Thing is, as extraneous as that addition the plot might be, I still liked it quite a bit. Michael Keaton is delightfully smarmy as the duplicitous V. A. Vandevere, while Eva Green lights up the screen as heavenly aerial daredevil Colette Marchant, a circus performer given the task to ride Dumbo as he soars above an awestruck audience. Burton’s knack for crafting wild, discombobulating visuals is as sharp as ever, Rick Heinrichs’ (Sleepy Hollow) colorfully eccentric production design and Colleen Atwood’s (Chicago) magnificent costumes nothing short of stunning. Throw in Danny Elfman’s (Batman, Milk) marvelous score, which inventively reworks themes and songs from the 1941 feature with eloquent effortlessness, and my inner eight-year-old almost could help but come out to play. I enjoyed myself immensely, and to say I was happily smiling start to finish wouldn’t be stretching the truth by all that large a margin.

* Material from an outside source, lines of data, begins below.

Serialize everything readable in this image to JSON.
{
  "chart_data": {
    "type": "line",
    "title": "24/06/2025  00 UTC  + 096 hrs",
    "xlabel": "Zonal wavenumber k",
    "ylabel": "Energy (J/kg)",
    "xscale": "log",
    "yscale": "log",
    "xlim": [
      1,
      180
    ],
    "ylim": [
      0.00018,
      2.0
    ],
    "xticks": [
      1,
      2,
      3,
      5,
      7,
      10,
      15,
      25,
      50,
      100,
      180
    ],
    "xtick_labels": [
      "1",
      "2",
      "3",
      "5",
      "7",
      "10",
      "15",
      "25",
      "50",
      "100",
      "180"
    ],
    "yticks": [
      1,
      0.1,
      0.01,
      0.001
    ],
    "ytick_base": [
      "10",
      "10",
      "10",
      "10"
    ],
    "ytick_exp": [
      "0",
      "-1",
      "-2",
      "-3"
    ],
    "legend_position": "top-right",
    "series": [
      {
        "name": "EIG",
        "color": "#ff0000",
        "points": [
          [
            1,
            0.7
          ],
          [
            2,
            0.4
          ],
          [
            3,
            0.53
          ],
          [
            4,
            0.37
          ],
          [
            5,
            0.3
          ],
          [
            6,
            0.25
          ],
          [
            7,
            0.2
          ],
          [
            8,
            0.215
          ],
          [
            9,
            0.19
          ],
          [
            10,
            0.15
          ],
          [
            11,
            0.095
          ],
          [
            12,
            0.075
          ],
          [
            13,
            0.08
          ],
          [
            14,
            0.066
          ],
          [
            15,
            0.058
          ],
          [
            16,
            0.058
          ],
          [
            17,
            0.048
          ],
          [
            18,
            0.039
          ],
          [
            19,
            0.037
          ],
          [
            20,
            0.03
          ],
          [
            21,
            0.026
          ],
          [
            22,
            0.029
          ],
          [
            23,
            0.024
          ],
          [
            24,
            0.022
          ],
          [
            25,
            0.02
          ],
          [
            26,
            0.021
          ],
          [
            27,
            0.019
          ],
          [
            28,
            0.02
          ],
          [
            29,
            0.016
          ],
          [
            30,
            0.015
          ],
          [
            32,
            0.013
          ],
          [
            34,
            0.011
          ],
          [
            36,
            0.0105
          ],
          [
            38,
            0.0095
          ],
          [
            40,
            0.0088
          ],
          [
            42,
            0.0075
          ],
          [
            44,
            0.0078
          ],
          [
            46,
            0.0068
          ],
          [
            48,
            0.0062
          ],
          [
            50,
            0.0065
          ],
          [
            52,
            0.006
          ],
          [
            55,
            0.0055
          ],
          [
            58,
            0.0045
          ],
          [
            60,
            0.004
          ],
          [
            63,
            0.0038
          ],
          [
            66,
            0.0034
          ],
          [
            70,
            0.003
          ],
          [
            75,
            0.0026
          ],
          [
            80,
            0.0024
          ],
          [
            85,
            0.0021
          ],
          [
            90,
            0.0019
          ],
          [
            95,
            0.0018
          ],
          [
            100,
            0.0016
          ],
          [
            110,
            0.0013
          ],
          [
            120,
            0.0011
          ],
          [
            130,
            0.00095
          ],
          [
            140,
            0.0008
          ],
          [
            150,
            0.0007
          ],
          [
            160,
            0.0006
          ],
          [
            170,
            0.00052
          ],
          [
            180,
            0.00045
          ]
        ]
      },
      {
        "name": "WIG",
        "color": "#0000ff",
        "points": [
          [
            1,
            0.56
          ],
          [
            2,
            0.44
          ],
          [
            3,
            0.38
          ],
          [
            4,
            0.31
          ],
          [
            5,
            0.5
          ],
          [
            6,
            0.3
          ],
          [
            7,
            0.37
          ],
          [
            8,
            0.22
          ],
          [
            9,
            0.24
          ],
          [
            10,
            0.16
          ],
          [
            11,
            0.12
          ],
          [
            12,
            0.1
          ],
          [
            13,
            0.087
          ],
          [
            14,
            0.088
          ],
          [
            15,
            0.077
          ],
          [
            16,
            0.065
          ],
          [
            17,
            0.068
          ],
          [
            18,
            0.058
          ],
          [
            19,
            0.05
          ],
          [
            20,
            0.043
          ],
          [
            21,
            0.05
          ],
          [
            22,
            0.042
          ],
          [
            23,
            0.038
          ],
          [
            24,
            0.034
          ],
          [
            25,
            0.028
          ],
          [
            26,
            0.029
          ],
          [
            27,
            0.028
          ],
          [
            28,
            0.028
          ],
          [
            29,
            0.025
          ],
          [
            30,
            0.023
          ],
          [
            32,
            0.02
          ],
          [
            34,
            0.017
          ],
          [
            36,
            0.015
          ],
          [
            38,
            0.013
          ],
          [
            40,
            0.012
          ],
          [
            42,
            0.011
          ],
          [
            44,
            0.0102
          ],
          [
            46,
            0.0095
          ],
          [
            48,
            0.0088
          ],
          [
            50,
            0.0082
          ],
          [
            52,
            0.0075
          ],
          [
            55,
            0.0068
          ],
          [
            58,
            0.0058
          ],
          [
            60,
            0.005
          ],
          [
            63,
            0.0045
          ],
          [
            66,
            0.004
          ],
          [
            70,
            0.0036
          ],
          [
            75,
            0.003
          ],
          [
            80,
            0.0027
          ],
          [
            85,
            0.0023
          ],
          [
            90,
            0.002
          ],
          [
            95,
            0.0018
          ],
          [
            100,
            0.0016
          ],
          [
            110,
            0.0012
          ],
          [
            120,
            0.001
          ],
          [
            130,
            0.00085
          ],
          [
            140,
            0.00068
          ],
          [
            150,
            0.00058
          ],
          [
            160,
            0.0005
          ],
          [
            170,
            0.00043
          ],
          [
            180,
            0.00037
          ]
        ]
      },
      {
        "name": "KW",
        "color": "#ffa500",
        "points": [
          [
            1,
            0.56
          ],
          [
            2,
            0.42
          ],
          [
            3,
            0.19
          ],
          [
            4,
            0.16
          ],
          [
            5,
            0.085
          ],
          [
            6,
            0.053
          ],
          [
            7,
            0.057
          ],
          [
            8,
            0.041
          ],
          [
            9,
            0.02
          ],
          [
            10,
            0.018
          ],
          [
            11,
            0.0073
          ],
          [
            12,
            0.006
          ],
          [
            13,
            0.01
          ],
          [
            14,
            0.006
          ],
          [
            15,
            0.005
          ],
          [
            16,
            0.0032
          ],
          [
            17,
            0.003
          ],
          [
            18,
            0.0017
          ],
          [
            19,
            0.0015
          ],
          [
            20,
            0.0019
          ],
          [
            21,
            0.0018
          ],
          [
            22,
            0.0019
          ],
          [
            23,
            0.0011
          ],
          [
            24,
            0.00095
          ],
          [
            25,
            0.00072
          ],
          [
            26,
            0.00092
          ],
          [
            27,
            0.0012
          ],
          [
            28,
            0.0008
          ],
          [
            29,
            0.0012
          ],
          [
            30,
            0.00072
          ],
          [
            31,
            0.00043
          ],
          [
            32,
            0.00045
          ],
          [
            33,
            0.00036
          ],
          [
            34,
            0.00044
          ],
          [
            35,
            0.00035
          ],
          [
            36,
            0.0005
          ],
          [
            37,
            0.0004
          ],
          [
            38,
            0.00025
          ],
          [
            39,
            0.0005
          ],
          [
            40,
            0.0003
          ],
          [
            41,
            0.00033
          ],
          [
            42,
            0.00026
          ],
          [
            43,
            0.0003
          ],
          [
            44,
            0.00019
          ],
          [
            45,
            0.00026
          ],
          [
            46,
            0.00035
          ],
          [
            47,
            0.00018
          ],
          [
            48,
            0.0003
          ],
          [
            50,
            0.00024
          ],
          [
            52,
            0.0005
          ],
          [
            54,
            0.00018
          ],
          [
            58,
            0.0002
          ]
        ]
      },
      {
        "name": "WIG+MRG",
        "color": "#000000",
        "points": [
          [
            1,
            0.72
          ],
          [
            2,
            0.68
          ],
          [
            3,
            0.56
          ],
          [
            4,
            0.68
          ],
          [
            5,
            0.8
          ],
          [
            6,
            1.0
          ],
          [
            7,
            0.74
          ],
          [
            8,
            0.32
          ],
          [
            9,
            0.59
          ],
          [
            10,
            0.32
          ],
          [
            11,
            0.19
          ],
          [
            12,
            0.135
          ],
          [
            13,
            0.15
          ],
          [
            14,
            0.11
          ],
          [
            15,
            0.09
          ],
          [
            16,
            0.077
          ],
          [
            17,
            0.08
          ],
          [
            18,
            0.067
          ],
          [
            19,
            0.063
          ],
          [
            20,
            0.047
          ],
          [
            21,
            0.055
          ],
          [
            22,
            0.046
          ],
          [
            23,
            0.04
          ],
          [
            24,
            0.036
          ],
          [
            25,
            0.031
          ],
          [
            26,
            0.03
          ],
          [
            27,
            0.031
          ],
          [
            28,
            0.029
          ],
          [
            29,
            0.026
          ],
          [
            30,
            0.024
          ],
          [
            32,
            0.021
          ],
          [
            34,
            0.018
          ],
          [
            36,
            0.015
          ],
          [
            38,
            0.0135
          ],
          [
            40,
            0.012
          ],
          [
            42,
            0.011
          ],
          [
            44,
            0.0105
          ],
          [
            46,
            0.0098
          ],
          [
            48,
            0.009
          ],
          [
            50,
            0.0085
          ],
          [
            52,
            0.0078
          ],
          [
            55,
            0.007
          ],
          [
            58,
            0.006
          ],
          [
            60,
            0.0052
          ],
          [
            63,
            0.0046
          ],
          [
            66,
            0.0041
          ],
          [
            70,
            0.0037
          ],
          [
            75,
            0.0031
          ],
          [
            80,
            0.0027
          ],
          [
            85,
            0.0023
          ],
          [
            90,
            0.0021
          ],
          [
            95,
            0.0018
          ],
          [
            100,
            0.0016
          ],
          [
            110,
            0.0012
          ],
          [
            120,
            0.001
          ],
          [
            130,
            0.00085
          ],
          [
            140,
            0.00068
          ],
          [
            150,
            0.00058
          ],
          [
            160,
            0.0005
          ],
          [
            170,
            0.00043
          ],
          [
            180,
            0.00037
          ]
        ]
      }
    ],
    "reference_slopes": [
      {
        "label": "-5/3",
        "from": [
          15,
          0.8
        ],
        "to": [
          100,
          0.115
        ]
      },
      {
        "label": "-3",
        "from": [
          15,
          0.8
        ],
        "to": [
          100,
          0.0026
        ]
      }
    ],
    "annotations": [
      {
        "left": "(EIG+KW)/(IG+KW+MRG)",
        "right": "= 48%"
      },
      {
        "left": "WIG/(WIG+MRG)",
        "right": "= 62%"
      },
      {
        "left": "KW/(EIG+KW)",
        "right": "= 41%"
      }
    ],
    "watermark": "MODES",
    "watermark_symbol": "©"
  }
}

I do wish with the movie spent more time focusing on its titular character. Dumbo is magnificently created, the visual effects wizards behind his birth deserving of an enormous amount of praise. His expressive eyes fill the screen, and every time the little guy took flight my heart soared so high it almost crashed through the theatre’s ceiling. As this is his story he deserves to be the focal point of it, and yet for long stretches of the narrative he’s frustratingly more of an afterthought than he is an integral central figure. That this isn’t a fatal flaw is a testament to just how beguiling all of the moments involving the baby elephant prove to be, and while this is a problem, I just can’t find the energy or the desire make it a big one.
It’s hard for me to state that Burton’s Dumbo will ever mean as much to me as the 1941 feature did. There’s just no way that could happen. Just as clearly, I also can’t imagine the film will inspire and move countless generations of viewers in anything approaching a similar manner. But that doesn’t mean Burton has dropped the ball. His version of the story has spirit and it has imagination. It delivers visual wonders that are exuberantly spellbinding. Most importantly, it has a heart so overflowing in the hope for a better world and in the promise of future generations changing society for the better that cannot be denied. I believed an elephant could fly, this Disney remake a beguiling fantasy that does its animated predecessor proud.